A central Texas university has purchased the archives of Pulitzer Prize-winning novelist Cormac McCarthy.

A central Texas university has purchased the archives of Pulitzer Prize-winning novelist Cormac McCarthy.

The Southwestern Writers Collection at Texas State University, San Marcos announced the archive purchase last week. University president Denise Trauth described McCarthy's papers as "the crown jewels of our literary treasury."

A room at the school's Alkek Library is being earmarked specifically for the McCarthy papers, of which an archivist is currently taking inventory.

The $2 million US purchase was steered by collection co-founder Bill Wittliff, a screenwriter and photographer who said he began discussing such a deal with the author decades ago.

"I actually started talking to Cormac McCarthy about this 21 years ago, when [my wife] Sally and I founded the Southwestern Writers Collection," he said.

Last fall, McCarthy told Wittliff he was ready.

"I think he's the greatest living American writer," Wittliff said. "I think Cormac McCarthy is one of the immortals."

According to school officials, the funding for the purchase came from private donors as well as from a university fund earmarked for library collection acquisitions.

The 74-year-old author has increasingly been in the spotlight over the past few years with the publication of his latest award-winning novel The Road — which won the Pulitzer Prize and was selected by Oprah Winfrey for her popular TV book club — as well as the recent, acclaimed film adaptation of his 2005 book No Country for Old Men, directed by the Coen Brothers.

Considered one of the greatest living novelists in the U.S., the reclusive, Knoxville, Tenn.-raised McCarthy is widely hailed for his dark, powerful tales.

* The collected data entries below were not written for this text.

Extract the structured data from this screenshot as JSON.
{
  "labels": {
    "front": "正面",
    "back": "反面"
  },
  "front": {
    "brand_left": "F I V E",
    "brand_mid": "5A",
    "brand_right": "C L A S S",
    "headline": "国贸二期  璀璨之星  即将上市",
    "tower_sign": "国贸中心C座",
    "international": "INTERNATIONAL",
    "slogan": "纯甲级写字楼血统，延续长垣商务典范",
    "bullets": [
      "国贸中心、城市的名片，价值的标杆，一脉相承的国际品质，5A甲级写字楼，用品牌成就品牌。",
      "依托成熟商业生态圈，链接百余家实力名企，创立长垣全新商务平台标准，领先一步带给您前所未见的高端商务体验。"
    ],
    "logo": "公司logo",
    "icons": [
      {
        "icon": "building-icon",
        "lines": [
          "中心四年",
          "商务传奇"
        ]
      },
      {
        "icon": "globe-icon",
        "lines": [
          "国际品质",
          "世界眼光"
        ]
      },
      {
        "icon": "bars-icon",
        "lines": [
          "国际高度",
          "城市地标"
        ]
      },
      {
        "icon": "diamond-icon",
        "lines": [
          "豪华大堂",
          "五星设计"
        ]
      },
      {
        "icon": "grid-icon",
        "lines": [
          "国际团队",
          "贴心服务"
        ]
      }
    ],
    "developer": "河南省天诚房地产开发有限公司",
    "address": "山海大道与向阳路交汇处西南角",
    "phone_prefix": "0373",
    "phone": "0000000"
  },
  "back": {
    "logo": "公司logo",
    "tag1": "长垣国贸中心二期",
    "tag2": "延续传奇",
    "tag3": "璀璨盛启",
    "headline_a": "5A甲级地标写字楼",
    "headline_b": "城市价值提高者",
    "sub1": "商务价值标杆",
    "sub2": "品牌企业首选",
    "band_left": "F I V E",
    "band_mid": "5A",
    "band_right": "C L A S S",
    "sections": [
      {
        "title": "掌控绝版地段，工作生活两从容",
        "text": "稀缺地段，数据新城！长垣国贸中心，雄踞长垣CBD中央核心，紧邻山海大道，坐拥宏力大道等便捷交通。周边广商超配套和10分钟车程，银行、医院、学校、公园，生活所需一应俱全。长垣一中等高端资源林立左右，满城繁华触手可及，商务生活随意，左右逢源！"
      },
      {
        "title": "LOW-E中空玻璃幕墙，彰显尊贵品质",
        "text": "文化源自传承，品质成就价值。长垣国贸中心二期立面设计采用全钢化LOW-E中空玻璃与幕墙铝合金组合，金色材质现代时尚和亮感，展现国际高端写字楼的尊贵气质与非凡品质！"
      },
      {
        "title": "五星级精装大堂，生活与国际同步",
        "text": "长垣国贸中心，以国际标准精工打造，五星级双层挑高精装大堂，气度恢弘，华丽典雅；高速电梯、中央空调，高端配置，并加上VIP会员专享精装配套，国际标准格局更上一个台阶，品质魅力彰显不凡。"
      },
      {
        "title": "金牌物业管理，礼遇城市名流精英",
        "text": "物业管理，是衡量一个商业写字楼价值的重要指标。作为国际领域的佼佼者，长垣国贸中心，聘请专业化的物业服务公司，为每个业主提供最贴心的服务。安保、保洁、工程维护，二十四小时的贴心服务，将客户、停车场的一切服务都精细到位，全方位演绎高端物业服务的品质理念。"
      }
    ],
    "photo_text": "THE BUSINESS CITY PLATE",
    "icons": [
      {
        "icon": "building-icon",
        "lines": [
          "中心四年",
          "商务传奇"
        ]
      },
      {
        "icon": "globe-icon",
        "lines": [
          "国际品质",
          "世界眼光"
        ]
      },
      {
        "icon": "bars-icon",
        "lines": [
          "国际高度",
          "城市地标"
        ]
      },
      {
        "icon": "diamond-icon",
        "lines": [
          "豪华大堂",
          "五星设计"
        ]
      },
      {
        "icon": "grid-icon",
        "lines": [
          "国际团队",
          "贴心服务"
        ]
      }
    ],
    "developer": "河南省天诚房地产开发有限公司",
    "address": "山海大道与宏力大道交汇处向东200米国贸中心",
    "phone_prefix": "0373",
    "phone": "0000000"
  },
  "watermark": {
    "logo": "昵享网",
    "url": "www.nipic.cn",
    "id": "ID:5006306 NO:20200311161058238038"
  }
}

The author's archives will feature literary papers documenting his more than 40-year long writing career, including letters, notes, drafts and proofs from each of his 11 novels, a draft of an unfinished novel, materials related to his 1994 play The Stonemason and several screenplays.

The Southwestern Writers Collection has also garnered right of first refusal to purchase all future materials related to McCarthy's work.

Also housed in the collection are the production archives of the Lonesome Dove miniseries and the animated TV show King of the Hill as well as the archives of writers such as Sam Shepard.